A 2.95 kg block on a horizontal floor is attached to a horizontal spring that is initially compressed 0.0330 m. The spring has force constant 900 N/m. The coefficient of kinetic friction between the floor and the block is 0.42 . The block and spring are released from rest and the block slides along the floor.
What is the speed of the block when it has moved a distance of 0.013 m from its initial position? (At this point, the spring is compressed 0.0200m.)
To find the speed of the block when it has moved a distance of 0.013 m from its initial position, we can break the problem into steps:
Step 1: Calculate the force exerted by the spring.
The force exerted by the spring can be calculated using Hooke's Law: F = -kx, where F is the force, k is the force constant, and x is the displacement from the equilibrium position.
Given:
Force constant, k = 900 N/m
Displacement, x = 0.0200 m (spring compression when the block has moved 0.013 m)
Substituting the values into the formula, we get:
F = -(900 N/m)(0.0200 m) = -18 N
Step 2: Determine the net force acting on the block.
The net force acting on the block can be calculated by considering the force exerted by the spring and the force of kinetic friction.
Given:
Coefficient of kinetic friction, μ = 0.42
Mass of the block, m = 2.95 kg
Acceleration due to gravity, g = 9.8 m/s^2
The force of kinetic friction can be calculated as:
f_k = μ * (mass * gravity)
f_k = 0.42 * (2.95 kg * 9.8 m/s^2) ≈ 12.8414 N
The net force is the vector sum of the spring force and the force of kinetic friction:
Net force, F_net = F + f_k = -18 N + 12.8414 N = -5.1586 N
Step 3: Calculate the acceleration of the block.
Using Newton's second law, F = ma, we can determine the acceleration of the block.

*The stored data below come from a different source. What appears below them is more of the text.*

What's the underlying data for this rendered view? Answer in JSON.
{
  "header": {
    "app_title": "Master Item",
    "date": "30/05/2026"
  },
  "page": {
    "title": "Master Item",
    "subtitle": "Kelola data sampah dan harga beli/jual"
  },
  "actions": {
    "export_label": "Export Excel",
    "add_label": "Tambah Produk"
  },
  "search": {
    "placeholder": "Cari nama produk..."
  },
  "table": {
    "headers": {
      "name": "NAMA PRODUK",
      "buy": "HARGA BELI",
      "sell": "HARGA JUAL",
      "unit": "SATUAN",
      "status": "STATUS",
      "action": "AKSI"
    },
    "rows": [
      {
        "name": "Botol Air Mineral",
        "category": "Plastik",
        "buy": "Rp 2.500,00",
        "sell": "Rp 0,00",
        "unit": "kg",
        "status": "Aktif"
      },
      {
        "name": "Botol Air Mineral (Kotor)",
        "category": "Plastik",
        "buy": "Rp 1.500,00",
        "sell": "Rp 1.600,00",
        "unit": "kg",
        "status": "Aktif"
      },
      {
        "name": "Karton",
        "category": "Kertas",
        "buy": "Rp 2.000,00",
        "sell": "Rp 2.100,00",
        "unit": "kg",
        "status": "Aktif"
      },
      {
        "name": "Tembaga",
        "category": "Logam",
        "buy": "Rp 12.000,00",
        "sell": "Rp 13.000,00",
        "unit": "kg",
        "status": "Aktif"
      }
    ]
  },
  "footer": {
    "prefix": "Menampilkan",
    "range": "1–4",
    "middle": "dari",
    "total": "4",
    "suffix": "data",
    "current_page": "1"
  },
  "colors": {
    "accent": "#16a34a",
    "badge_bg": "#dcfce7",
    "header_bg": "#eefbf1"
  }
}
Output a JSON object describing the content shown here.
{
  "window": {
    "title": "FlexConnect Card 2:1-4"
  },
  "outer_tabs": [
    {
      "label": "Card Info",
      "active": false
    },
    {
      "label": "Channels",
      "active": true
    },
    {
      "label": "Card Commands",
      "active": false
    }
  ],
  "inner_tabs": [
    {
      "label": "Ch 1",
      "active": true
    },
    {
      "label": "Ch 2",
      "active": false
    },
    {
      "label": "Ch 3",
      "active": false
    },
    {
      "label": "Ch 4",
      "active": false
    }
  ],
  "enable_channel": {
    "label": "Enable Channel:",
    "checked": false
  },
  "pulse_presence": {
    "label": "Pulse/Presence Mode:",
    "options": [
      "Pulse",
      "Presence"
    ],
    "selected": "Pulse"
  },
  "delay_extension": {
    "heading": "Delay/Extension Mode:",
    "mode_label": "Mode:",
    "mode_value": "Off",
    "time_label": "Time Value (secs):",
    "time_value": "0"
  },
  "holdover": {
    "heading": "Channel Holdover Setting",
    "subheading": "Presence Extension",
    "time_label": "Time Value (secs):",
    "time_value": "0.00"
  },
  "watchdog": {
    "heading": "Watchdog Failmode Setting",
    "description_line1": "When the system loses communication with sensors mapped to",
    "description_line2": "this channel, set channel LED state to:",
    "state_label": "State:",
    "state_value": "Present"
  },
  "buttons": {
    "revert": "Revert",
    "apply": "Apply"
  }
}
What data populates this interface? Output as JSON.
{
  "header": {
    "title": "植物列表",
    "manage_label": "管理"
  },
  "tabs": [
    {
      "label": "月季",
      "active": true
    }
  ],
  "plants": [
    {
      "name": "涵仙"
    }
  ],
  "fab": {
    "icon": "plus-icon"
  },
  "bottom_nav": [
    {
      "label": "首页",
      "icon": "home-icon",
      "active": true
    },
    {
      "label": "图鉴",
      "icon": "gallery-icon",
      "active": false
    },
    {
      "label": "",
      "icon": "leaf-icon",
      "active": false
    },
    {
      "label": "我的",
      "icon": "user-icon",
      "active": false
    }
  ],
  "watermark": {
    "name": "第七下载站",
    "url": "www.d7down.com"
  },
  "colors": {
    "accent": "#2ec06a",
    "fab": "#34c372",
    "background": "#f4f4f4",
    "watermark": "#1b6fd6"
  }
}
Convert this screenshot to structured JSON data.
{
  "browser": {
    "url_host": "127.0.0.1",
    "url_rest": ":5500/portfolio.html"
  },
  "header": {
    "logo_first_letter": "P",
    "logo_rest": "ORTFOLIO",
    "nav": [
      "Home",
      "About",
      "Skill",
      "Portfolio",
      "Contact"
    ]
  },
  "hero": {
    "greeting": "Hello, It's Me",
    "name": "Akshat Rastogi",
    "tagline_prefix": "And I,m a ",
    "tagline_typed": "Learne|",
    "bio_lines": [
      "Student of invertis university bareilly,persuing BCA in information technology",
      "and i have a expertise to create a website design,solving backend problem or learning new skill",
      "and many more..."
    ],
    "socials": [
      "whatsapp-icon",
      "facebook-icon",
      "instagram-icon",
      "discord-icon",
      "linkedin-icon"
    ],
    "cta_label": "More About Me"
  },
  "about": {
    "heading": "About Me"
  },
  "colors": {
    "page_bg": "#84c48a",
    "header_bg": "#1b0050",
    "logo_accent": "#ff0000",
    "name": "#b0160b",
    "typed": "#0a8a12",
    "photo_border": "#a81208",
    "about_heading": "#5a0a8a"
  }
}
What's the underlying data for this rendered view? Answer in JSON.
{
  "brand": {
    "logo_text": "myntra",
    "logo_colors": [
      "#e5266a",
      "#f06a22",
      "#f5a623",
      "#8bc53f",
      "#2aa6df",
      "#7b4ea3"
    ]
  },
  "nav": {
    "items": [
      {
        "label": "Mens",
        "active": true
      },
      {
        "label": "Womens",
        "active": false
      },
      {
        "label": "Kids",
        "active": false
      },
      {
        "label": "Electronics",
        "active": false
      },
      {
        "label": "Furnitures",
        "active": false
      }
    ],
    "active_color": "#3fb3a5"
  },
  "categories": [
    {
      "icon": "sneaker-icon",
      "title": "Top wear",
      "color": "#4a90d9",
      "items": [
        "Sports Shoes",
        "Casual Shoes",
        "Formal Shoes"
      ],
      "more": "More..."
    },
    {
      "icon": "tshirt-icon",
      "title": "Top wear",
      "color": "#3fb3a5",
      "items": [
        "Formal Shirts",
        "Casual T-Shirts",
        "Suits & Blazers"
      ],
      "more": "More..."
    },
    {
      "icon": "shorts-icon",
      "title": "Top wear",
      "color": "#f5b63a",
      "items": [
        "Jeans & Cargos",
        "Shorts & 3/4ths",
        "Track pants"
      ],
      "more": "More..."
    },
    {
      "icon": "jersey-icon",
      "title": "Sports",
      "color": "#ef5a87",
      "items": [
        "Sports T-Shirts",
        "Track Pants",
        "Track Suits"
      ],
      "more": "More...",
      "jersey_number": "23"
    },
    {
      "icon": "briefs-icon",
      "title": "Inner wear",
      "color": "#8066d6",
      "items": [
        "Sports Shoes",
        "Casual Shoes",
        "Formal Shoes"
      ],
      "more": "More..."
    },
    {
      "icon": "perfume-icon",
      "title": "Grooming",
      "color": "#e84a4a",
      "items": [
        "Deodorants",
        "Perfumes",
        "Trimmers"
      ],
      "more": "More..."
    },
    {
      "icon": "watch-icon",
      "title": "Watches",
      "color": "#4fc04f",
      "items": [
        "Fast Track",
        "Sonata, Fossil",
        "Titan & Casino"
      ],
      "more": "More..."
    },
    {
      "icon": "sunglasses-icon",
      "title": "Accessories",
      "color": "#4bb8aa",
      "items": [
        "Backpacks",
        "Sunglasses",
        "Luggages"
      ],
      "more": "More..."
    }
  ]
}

Net force, F_net = mass * acceleration → acceleration = F_net / mass
Substituting the values, we have:
Acceleration, a = (-5.1586 N) / (2.95 kg) ≈ -1.75149 m/s^2 (Note: the negative sign indicates acceleration in the opposite direction of motion)
Step 4: Calculate the final velocity.
Using the kinematic equation, v^2 = u^2 + 2as, where v is the final velocity, u is the initial velocity (which is 0 since the block starts from rest), a is acceleration, and s is the displacement.
Rearranging the equation, we get:
v = sqrt(u^2 + 2as)
Substituting the values, we have:
v = sqrt(0 + 2 * (-1.75149 m/s^2) * 0.013 m) ≈ sqrt(-0.045290899) ≈ 0.213 m/s
Therefore, the speed of the block when it has moved a distance of 0.013 m from its initial position is approximately 0.213 m/s.
To find the speed of the block when it has moved a distance of 0.013 m, we need to analyze the forces acting on the block.
1. Calculate the restoring force of the spring:
The restoring force of the spring, Fs, can be calculated using Hooke's Law:
Fs = -k * x
where k is the force constant of the spring (900 N/m) and x is the displacement from the equilibrium position (initially compressed 0.0330 m, then compressed by an additional 0.0200 m). Thus, x = 0.0330 m + 0.0200 m = 0.0530 m.
Substituting the values, we find:
Fs = -(900 N/m) * (0.0530 m) = -47.7 N
2. Calculate the force of friction:
The force of kinetic friction, Fk, can be calculated using the equation:
Fk = μ * m * g
where μ is the coefficient of kinetic friction (0.42), m is the mass of the block (2.95 kg), and g is the acceleration due to gravity (9.8 m/s^2).
Substituting the values, we find:
Fk = (0.42) * (2.95 kg) * (9.8 m/s^2) = 12.38 N
3. Determine the net force acting on the block:
Since the block is moving to the right, the net force will be the sum of the force of friction and the restoring force of the spring:
Net force = Fk + Fs = 12.38 N - 47.7 N = -35.32 N (negative because it opposes the motion)
4. Apply Newton's second law to find the acceleration:
Newton's second law states that the net force acting on an object is equal to the mass of the object multiplied by its acceleration:
Net force = m * a
Rearranging the equation, we can solve for the acceleration:
a = Net force / m = -35.32 N / 2.95 kg ≈ -11.965 m/s^2
5. Apply the kinematic equation to find the final velocity:
Using the formula:
v^2 = u^2 + 2 * a * s
where v is the final velocity, u is the initial velocity (0 m/s as the block is released from rest), a is the acceleration (-11.965 m/s^2), and s is the distance traveled (0.013 m).
Rearranging the equation and substituting the values, we have:
v = sqrt(u^2 + 2 * a * s) = sqrt(0^2 - 2 * (-11.965 m/s^2) * (0.013 m)) ≈ 0.334 m/s
Therefore, the speed of the block when it has moved a distance of 0.013 m is approximately 0.334 m/s.